QUITE COM A VIDA
Sentiu-se
velha pela primeira vez aos vinte e cinco anos de idade!
Até
então não alimentara a menor preocupação com o tempo, nem havia formulado
qualquer reflexão filosófica sobre a velhice, bem como dos seus naturais
efeitos. Agora, porém, aquelas duas linhas de expressão bem no meio da testa,
entre as sobrancelhas, vinham deitar abaixo suas ilusões de juventude,
brotando-lhe na alma um sentimento de tristeza e frustração, como se apenas ali
descobrisse que a vida era breve.
O
espelho, que até então se lhe mostrara indiferente, passou a exercer sobre ela
uma atração quase molecular, como que na química. Mirava-o repetidas vezes ao
dia, não porque se tornara repentinamente vaidosa, mas para ter a certeza de
que suas feições preservavam os traços da primeira mocidade.
Em
vista disso passou a observar perscrutadoramente outras mulheres, a fim de se
comparar com elas, a ver se os vestígios da idade lhes eram mais expressivos, e
se deliciava no seu íntimo quando as viam mais afetadas pelas intempéries do
tempo.
Essa
melancólica constatação de que envelhecia acrescentou-lhe ainda novos hábitos,
os quais, com o passar dos anos, converteram-se em verdadeiras manias e
obsessivos vícios. Tornou-se comum, por exemplo, a peregrinação a
dermatologistas e esteticistas, que lhes prescreviam cremes e lhes apresentavam
as mais variadas dicas de como manter a pele saudável e evitar o aparecimento
das rugas.
Aos
quarenta anos já havia se utilizado de tudo, das substâncias antioxidantes aos
ácidos glicólicos.
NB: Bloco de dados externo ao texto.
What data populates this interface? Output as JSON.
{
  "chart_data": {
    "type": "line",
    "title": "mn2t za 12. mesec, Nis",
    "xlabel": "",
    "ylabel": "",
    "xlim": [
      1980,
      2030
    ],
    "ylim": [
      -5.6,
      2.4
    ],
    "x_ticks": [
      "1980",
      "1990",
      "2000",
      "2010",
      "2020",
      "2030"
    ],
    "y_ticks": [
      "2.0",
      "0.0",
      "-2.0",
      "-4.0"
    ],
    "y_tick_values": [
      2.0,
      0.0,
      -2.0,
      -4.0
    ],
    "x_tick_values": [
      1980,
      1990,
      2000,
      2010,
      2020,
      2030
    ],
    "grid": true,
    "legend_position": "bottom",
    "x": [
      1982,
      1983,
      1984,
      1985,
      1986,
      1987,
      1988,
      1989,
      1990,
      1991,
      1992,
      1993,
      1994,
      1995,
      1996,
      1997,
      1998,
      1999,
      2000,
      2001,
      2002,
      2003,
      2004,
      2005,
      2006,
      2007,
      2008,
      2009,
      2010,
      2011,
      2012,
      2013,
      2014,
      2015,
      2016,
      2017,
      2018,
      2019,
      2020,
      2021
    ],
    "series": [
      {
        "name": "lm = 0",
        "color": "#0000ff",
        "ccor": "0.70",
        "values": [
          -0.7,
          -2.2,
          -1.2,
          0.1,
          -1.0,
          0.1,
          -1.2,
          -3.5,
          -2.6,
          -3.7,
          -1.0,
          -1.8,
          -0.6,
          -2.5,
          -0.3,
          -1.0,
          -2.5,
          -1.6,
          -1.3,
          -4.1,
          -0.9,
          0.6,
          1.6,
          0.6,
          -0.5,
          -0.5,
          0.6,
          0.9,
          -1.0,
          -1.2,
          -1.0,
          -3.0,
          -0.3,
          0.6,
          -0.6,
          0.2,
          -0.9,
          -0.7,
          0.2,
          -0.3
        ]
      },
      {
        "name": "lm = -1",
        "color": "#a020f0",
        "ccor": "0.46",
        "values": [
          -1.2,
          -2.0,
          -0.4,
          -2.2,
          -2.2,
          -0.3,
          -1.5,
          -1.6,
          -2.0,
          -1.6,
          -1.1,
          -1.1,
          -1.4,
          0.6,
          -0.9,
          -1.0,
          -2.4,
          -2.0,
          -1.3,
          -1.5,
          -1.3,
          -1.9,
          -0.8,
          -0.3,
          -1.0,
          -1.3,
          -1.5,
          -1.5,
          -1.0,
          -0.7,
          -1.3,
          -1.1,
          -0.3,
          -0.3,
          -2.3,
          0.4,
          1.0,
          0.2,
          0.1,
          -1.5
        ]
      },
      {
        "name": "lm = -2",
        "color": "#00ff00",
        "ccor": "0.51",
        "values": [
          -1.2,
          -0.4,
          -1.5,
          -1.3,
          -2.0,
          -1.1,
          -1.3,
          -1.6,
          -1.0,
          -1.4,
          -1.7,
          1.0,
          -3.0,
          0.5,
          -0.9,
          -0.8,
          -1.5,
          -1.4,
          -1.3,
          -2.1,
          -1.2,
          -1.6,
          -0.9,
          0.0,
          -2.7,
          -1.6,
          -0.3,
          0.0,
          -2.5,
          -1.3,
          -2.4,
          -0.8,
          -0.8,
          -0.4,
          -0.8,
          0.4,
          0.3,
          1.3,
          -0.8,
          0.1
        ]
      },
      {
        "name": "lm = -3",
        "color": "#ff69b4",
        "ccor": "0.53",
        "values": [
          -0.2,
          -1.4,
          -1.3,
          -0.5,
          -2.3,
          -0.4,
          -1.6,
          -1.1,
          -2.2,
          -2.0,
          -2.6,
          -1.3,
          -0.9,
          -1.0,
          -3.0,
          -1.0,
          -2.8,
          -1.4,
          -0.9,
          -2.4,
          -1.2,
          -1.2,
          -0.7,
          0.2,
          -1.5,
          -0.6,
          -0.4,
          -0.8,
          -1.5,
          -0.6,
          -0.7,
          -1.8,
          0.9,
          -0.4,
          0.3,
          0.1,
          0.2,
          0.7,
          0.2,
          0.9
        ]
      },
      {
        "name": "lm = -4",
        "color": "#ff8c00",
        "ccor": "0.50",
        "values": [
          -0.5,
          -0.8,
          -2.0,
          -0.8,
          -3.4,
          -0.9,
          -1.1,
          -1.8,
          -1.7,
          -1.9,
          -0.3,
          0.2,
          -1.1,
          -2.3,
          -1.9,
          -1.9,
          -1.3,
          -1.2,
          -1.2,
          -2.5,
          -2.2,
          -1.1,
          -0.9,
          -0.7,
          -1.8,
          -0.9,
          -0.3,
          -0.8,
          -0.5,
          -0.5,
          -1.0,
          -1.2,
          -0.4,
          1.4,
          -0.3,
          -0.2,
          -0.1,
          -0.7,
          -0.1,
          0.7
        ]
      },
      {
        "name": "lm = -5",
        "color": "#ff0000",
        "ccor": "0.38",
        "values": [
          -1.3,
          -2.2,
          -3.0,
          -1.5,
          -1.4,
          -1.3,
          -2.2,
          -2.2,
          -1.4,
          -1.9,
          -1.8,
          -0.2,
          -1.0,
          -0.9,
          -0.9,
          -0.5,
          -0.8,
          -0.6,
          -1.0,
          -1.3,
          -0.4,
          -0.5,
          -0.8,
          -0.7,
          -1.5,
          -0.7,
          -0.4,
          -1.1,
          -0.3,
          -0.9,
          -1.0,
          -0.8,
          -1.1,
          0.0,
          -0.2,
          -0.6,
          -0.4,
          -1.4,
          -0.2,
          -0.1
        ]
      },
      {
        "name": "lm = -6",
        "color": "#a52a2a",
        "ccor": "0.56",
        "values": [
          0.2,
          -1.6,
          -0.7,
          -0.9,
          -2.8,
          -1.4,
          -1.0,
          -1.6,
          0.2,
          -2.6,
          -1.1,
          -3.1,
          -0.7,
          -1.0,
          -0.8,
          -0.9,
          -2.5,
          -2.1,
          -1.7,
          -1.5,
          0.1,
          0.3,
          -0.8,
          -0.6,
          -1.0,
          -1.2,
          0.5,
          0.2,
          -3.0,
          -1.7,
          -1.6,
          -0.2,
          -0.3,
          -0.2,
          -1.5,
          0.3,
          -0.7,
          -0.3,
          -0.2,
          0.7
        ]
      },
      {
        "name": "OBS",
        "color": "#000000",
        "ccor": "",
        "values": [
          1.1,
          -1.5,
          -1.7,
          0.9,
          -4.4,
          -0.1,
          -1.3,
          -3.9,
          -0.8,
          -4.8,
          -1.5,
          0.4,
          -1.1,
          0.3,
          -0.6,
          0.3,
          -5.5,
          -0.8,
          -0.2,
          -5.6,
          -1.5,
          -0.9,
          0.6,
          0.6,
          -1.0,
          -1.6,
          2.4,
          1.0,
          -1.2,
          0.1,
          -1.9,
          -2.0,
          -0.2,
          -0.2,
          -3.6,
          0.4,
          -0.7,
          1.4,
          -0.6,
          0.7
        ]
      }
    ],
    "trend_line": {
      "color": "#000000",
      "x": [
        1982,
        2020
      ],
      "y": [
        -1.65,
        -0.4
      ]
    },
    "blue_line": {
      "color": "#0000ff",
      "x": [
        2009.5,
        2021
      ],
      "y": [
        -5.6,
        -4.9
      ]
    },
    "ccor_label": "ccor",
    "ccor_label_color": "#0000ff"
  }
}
Experimentou ainda a harmonização facial, o lifting, o peeling, a vacina anti-idade, os esfoliantes, as hidratações, a
máscara de ouro, o botox, entre outros inúmeros tratamentos disponíveis no
mercado, os quais, se não surtiam resultados duradouros, ao menos originavam um
efeito psicológico confortador, que lhe fazia sentir mais jovem e mais feliz.
Mas
o tempo pareceu correr mais rapidamente do que costumava, e com ele seguiu-se a
angustiosa desilusão da Sibila. Aos cinquenta anos apresentava as
características típicas da idade, não obstante todos os cuidados que até aí tivera
para camuflá-las. Quando sozinha, diante do espelho, transbordava-se de uma
amargura íntima e irresignada, que a fazia desesperar-se. Não era propriamente
o medo da velhice, mas de sua inevitável consequência.
Com
o decorrer dos anos tornou-se amargurada e infeliz, permanecendo a maior parte
do tempo enclausurada dentro de casa, onde se consumia em angústias e
tristezas. Assim esteve longos anos, introspectiva e imersa em ponderações
filosóficas.
Um
dia, porém, surgiu-lhe de súbito um inexplicável interesse pelas coisas simples
da vida. Foi quando, por fim, desistiu dos cosméticos e dos demais subterfúgios
oferecidos pela indústria da beleza. Os cabelos, outrora tingidos, agora se
viam grisalhos e longamente caídos sobre os ombros. As roupas passaram a
refletir o desapego pela ostentação e pelo luxo. O rosto transparecia uma
placidez natural, sem qualquer disfarce. Doravante tudo nela era simplicidade e
desprendimento.
E foi assim, sem extravagâncias, sem prestígio público e sem grandes remorsos, que chegou ao termo dos anos. Sentia-se quite com a vida, que considerava seu único e verdadeiro legado.